In Central America, the landscape is heterogeneous: jurisdictions with more structured frameworks and formal supervision coexist alongside gray areas or limited regulation. This forces affiliate agencies to adopt prudent strategies, prioritizing compliance, rigorous operator selection, and sustainable acquisition models in anticipation of potential regulatory changes.
How are the new regulations impacting the affiliation model (advertising, KYC, responsible gaming, bonus/influencer restrictions), and what concrete adjustments are you making to continue growing without reputational or regulatory risk?
At Eightroom, we have seen how new gambling regulations—especially regarding advertising, bonus promotion, influencer usage, KYC, and responsible gaming—have transformed the affiliation model, reducing the space for aggressive acquisition strategies and significantly raising compliance standards.
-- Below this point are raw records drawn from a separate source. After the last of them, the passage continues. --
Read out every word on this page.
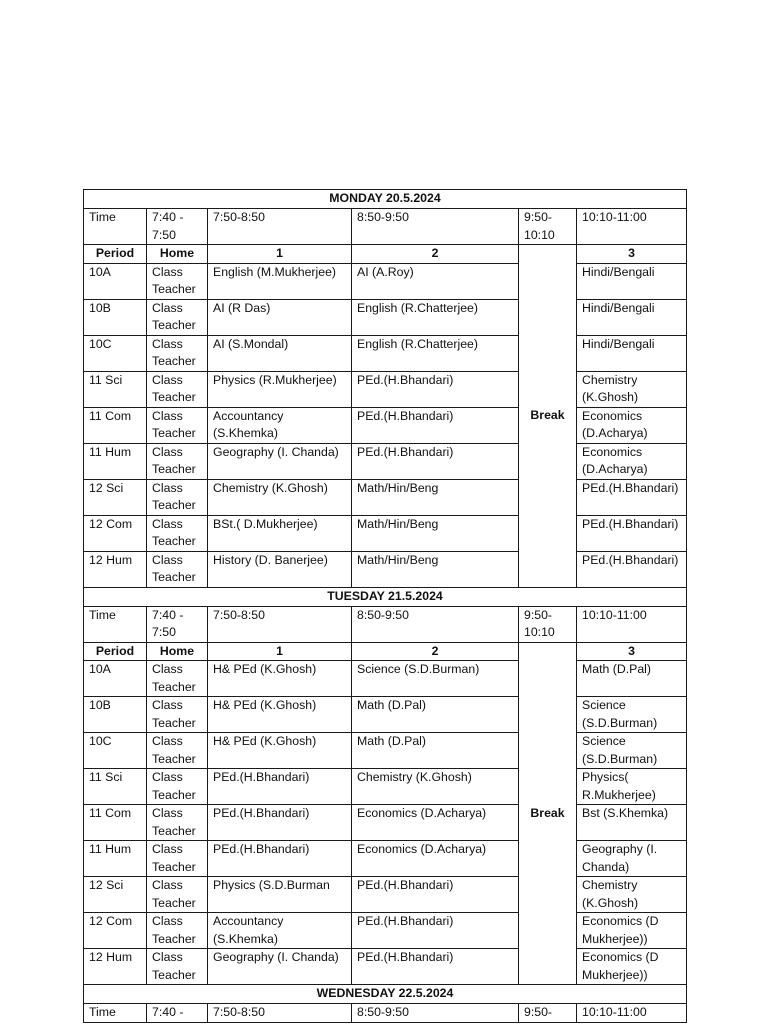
MONDAY 20.5.2024					
Time	7:40 - 7:50	7:50-8:50	8:50-9:50	9:50-10:10	10:10-11:00
Period	Home	1	2	Break	3
10A	Class Teacher	English (M.Mukherjee)	AI (A.Roy)		Hindi/Bengali
10B	Class Teacher	AI (R Das)	English (R.Chatterjee)		Hindi/Bengali
10C	Class Teacher	AI (S.Mondal)	English (R.Chatterjee)		Hindi/Bengali
11 Sci	Class Teacher	Physics (R.Mukherjee)	PEd.(H.Bhandari)		Chemistry (K.Ghosh)
11 Com	Class Teacher	Accountancy (S.Khemka)	PEd.(H.Bhandari)		Economics (D.Acharya)
11 Hum	Class Teacher	Geography (I. Chanda)	PEd.(H.Bhandari)		Economics (D.Acharya)
12 Sci	Class Teacher	Chemistry (K.Ghosh)	Math/Hin/Beng		PEd.(H.Bhandari)
12 Com	Class Teacher	BSt.( D.Mukherjee)	Math/Hin/Beng		PEd.(H.Bhandari)
12 Hum	Class Teacher	History (D. Banerjee)	Math/Hin/Beng		PEd.(H.Bhandari)
TUESDAY 21.5.2024					
Time	7:40 - 7:50	7:50-8:50	8:50-9:50	9:50-10:10	10:10-11:00
Period	Home	1	2	Break	3
10A	Class Teacher	H& PEd (K.Ghosh)	Science (S.D.Burman)		Math (D.Pal)
10B	Class Teacher	H& PEd (K.Ghosh)	Math (D.Pal)		Science (S.D.Burman)
10C	Class Teacher	H& PEd (K.Ghosh)	Math (D.Pal)		Science (S.D.Burman)
11 Sci	Class Teacher	PEd.(H.Bhandari)	Chemistry (K.Ghosh)		Physics( R.Mukherjee)
11 Com	Class Teacher	PEd.(H.Bhandari)	Economics (D.Acharya)		Bst (S.Khemka)
11 Hum	Class Teacher	PEd.(H.Bhandari)	Economics (D.Acharya)		Geography (I. Chanda)
12 Sci	Class Teacher	Physics (S.D.Burman	PEd.(H.Bhandari)		Chemistry (K.Ghosh)
12 Com	Class Teacher	Accountancy (S.Khemka)	PEd.(H.Bhandari)		Economics (D Mukherjee))
12 Hum	Class Teacher	Geography (I. Chanda)	PEd.(H.Bhandari)		Economics (D Mukherjee))
WEDNESDAY 22.5.2024					
Time	7:40 -	7:50-8:50	8:50-9:50	9:50-	10:10-11:00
In response, we have integrated compliance as a central pillar of our growth. We developed market-specific regulatory playbooks, apply strict segmentation and localization, prioritize informative and transparent content over purely promotional messaging, implement pre-approval processes for creatives and influencers, and work exclusively with properly licensed operators.
Additionally, we have strengthened continuous monitoring and contractual clauses to ensure traceability and risk mitigation, focusing on qualified and sustainable traffic that protects both the reputation and regulatory viability of our partners and Eightroom.
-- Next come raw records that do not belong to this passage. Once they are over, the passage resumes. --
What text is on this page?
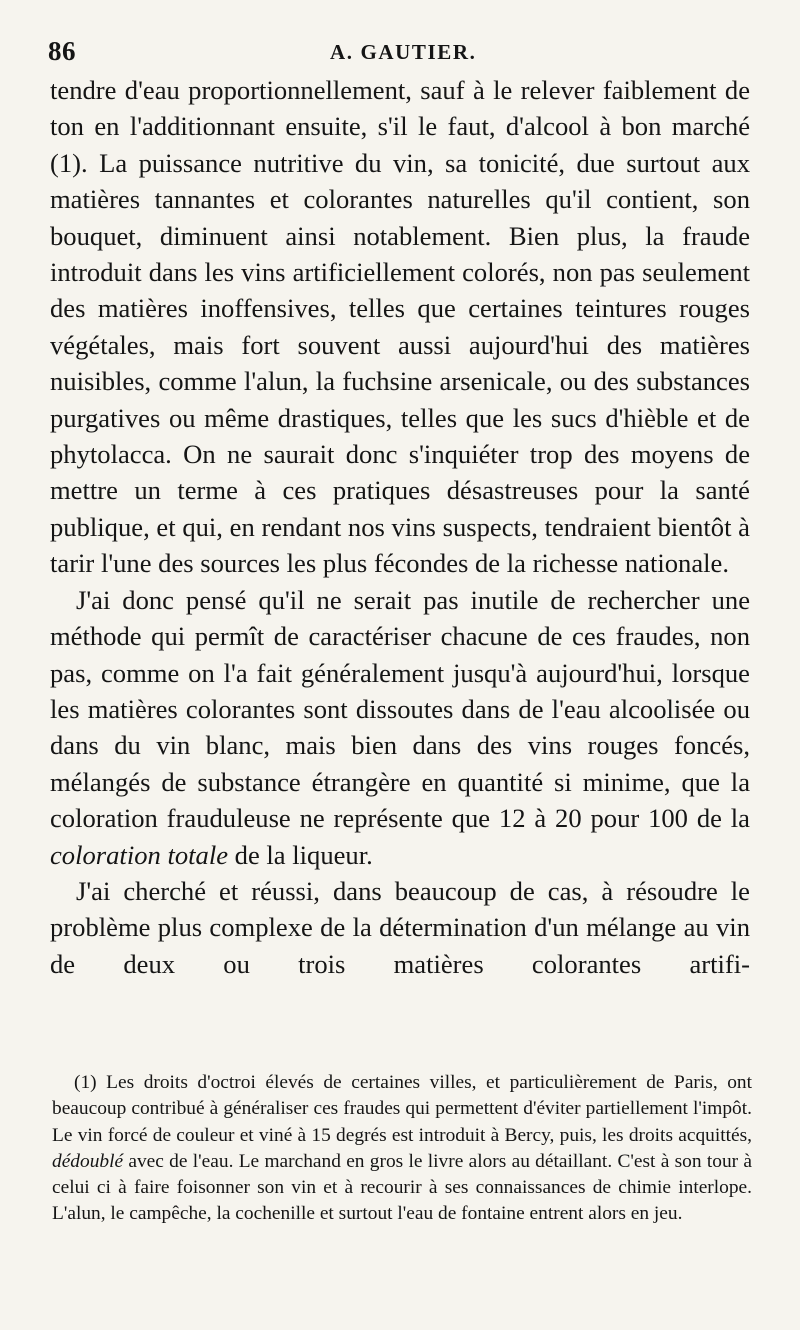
86	A. GAUTIER.

tendre d'eau proportionnellement, sauf à le relever faiblement de ton en l'additionnant ensuite, s'il le faut, d'alcool à bon marché (1). La puissance nutritive du vin, sa tonicité, due surtout aux matières tannantes et colorantes naturelles qu'il contient, son bouquet, diminuent ainsi notablement. Bien plus, la fraude introduit dans les vins artificiellement colorés, non pas seulement des matières inoffensives, telles que certaines teintures rouges végétales, mais fort souvent aussi aujourd'hui des matières nuisibles, comme l'alun, la fuchsine arsenicale, ou des substances purgatives ou même drastiques, telles que les sucs d'hièble et de phytolacca. On ne saurait donc s'inquiéter trop des moyens de mettre un terme à ces pratiques désastreuses pour la santé publique, et qui, en rendant nos vins suspects, tendraient bientôt à tarir l'une des sources les plus fécondes de la richesse nationale.

J'ai donc pensé qu'il ne serait pas inutile de rechercher une méthode qui permît de caractériser chacune de ces fraudes, non pas, comme on l'a fait généralement jusqu'à aujourd'hui, lorsque les matières colorantes sont dissoutes dans de l'eau alcoolisée ou dans du vin blanc, mais bien dans des vins rouges foncés, mélangés de substance étrangère en quantité si minime, que la coloration frauduleuse ne représente que 12 à 20 pour 100 de la coloration totale de la liqueur.

J'ai cherché et réussi, dans beaucoup de cas, à résoudre le problème plus complexe de la détermination d'un mélange au vin de deux ou trois matières colorantes artifi-

(1) Les droits d'octroi élevés de certaines villes, et particulièrement de Paris, ont beaucoup contribué à généraliser ces fraudes qui permettent d'éviter partiellement l'impôt. Le vin forcé de couleur et viné à 15 degrés est introduit à Bercy, puis, les droits acquittés, dédoublé avec de l'eau. Le marchand en gros le livre alors au détaillant. C'est à son tour à celui ci à faire foisonner son vin et à recourir à ses connaissances de chimie interlope. L'alun, le campêche, la cochenille et surtout l'eau de fontaine entrent alors en jeu.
The role of influencers and social media is increasingly central: how do you build authority and trust in a saturated environment—what metrics and criteria do you use to select partners, measure traffic quality, and prioritize long-term relationships?
At Eightroom, we understand that influencers and social media are now a strategic pillar, but in a saturated environment differentiation depends on real authority, not just reach. To select partners, we prioritize audience affinity, regulatory compliance history, brand coherence, and engagement quality over raw follower volume. We analyze metrics such as real interaction rate, audience demographics, retention, and content consistency.
From a performance standpoint, we measure traffic quality through FTD rate, registration conversion, completed verification/KYC rate, ARPU, 30/60/90-day retention, and churn levels, along with risk indicators such as chargebacks or anomalous patterns.
We prioritize long-term relationships with creators who generate sustainable traffic aligned with responsible gaming and compliance standards, establishing transparent agreements, continuous monitoring, and joint optimization beyond short-term campaign activations.
How do you see the future of affiliation in LATAM toward 2026?
Toward 2026, affiliation in LATAM will evolve into a more mature and regulated model, where growth will be driven by traffic quality and regulatory compliance rather than mass volume. Regulatory consolidation in markets such as Brazil, the structured development in Argentina, and legislative progress in Chile will continue raising entry barriers and favor affiliates with strong compliance infrastructure and data analytics capabilities.
Additionally, the 2026 FIFA World Cup will have a direct and significant impact on the market. Historically, these events generate extraordinary acquisition peaks, increased registrations, and higher sports betting activity, but they also intensify advertising scrutiny and competition for inventory and audience, requiring early planning of acquisition, retention, and risk management strategies.
In this context, the future of affiliation in the region will combine major cyclical opportunities driven by global sporting events with a growing requirement for professionalization, transparency, and operational sustainability.